Knee samples were fixed in 3.7% formaldehyde for 1 day and decalcified in EDTA. About 20 μm cryosections were stained with Safranin O and Fast Green. SOC size was estimated in the middle of the epiphysis, identifiable by the presence of a cruciate ligament. SOC area was measured and normalized to the total epiphysis area, including the growth plate with Image J.

Bone density evaluation

The primary spongiosa area (500 μm under the growth plate) on hematoxylin and eosin-stained sections was used to evaluate the bone density. The bone area that is stained with eosin was measured and normalized to the total primary spongiosa area with Image J.

Footprint rat behavior test

The test was carried out on P20. The rat's hind legs were painted with iodine and the animal was allowed to move freely on a blank sheet of paper. After the rat walked along the sheet in one direction, the sheet was changed. For each rat, at least five records were made. Papers with footprints were scanned.

Statistical analysis

The values presented as means ± standard deviations of at least three independent experiments.

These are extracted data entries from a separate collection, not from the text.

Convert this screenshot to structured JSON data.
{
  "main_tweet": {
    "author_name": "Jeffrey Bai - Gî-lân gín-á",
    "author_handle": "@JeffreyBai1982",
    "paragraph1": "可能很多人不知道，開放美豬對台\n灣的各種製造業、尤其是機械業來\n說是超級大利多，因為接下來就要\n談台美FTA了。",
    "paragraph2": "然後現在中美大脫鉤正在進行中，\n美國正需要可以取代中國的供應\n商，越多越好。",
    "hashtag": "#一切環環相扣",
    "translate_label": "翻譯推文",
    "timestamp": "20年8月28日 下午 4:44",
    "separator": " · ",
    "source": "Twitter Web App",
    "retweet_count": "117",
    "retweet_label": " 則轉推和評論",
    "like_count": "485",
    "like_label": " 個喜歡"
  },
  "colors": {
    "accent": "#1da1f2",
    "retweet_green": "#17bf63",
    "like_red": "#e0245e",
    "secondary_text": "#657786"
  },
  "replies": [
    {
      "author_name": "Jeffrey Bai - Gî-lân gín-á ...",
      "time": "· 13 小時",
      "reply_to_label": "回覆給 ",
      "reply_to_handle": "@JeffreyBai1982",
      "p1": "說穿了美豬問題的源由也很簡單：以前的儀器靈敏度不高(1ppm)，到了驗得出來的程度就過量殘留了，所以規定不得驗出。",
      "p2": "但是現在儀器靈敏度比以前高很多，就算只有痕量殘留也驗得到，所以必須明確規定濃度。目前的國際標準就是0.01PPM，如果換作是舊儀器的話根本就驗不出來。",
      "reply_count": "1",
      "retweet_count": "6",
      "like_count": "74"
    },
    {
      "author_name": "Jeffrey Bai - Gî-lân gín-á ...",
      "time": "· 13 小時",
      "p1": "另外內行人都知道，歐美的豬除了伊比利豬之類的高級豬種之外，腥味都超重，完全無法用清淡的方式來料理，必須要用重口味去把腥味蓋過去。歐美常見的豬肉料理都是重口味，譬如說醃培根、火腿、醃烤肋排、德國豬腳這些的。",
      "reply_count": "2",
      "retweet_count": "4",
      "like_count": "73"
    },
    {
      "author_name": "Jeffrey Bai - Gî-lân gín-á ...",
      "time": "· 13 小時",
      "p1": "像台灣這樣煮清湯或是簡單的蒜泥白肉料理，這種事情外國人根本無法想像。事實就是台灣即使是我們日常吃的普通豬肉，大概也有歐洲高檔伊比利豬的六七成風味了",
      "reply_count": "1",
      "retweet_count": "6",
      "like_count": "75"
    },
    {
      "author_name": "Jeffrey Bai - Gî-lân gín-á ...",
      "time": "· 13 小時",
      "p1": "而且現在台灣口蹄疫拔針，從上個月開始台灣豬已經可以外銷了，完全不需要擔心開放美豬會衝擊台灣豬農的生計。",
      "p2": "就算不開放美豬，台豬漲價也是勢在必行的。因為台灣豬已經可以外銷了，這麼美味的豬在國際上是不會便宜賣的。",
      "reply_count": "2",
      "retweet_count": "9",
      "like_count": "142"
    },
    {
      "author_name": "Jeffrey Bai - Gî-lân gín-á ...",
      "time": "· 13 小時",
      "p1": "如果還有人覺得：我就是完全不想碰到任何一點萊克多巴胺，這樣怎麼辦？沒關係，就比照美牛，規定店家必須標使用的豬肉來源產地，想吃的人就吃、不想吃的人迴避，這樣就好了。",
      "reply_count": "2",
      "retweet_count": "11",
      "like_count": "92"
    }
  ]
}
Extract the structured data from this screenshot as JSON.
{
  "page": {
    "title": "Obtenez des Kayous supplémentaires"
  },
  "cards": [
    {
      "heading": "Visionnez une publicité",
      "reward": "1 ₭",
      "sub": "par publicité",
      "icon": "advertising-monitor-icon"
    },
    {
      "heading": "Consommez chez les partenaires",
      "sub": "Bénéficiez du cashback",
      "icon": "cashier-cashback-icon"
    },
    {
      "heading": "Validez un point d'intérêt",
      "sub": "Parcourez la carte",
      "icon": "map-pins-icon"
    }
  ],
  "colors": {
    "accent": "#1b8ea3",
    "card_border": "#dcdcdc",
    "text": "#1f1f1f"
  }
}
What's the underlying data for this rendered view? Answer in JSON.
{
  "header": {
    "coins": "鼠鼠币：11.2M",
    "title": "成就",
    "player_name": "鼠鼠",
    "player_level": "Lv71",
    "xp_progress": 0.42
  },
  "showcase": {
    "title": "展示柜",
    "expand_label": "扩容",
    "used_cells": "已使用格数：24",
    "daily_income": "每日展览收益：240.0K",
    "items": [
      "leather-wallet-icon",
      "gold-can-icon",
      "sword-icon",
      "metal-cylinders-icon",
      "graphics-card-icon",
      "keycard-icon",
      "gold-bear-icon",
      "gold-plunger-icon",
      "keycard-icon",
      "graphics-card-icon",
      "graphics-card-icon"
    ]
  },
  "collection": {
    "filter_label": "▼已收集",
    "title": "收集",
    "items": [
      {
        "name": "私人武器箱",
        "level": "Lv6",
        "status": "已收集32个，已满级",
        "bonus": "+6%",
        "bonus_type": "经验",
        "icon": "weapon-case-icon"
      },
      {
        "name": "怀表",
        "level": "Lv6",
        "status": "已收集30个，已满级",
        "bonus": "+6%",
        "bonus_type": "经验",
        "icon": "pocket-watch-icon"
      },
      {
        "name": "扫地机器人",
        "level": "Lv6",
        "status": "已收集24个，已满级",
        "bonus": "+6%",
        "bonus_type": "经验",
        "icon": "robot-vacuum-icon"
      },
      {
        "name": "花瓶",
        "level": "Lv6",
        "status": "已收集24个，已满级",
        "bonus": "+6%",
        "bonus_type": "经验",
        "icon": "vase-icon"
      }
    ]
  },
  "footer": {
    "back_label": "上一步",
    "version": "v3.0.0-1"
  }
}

The unpaired Student’s t-test and one-way ANOVA were utilized to calculate P-values if not otherwise indicated.

Funding Statement

The funders had no role in study design, data collection and interpretation, or the decision to submit the work for publication.

Funding Information

This paper was supported by the following grants:

• EMBO to Meng Xie, Igor Adameyko.

• Vetenskapsrådet to Sophie Sanchez, Igor Adameyko, Andrei S Chagin, András Simon.

• Russian Science Foundation to Peter Timashev, Andrei S Chagin.

• Stiftelsen Frimurare Barnhuset i Stockholm to Meng Xie, Phillip T Newton.

• NIDDK to Murat Bastepe, Henry M Kronenberg.

Data availability

All data generated or analysed during this study are included in the manuscript and supporting files.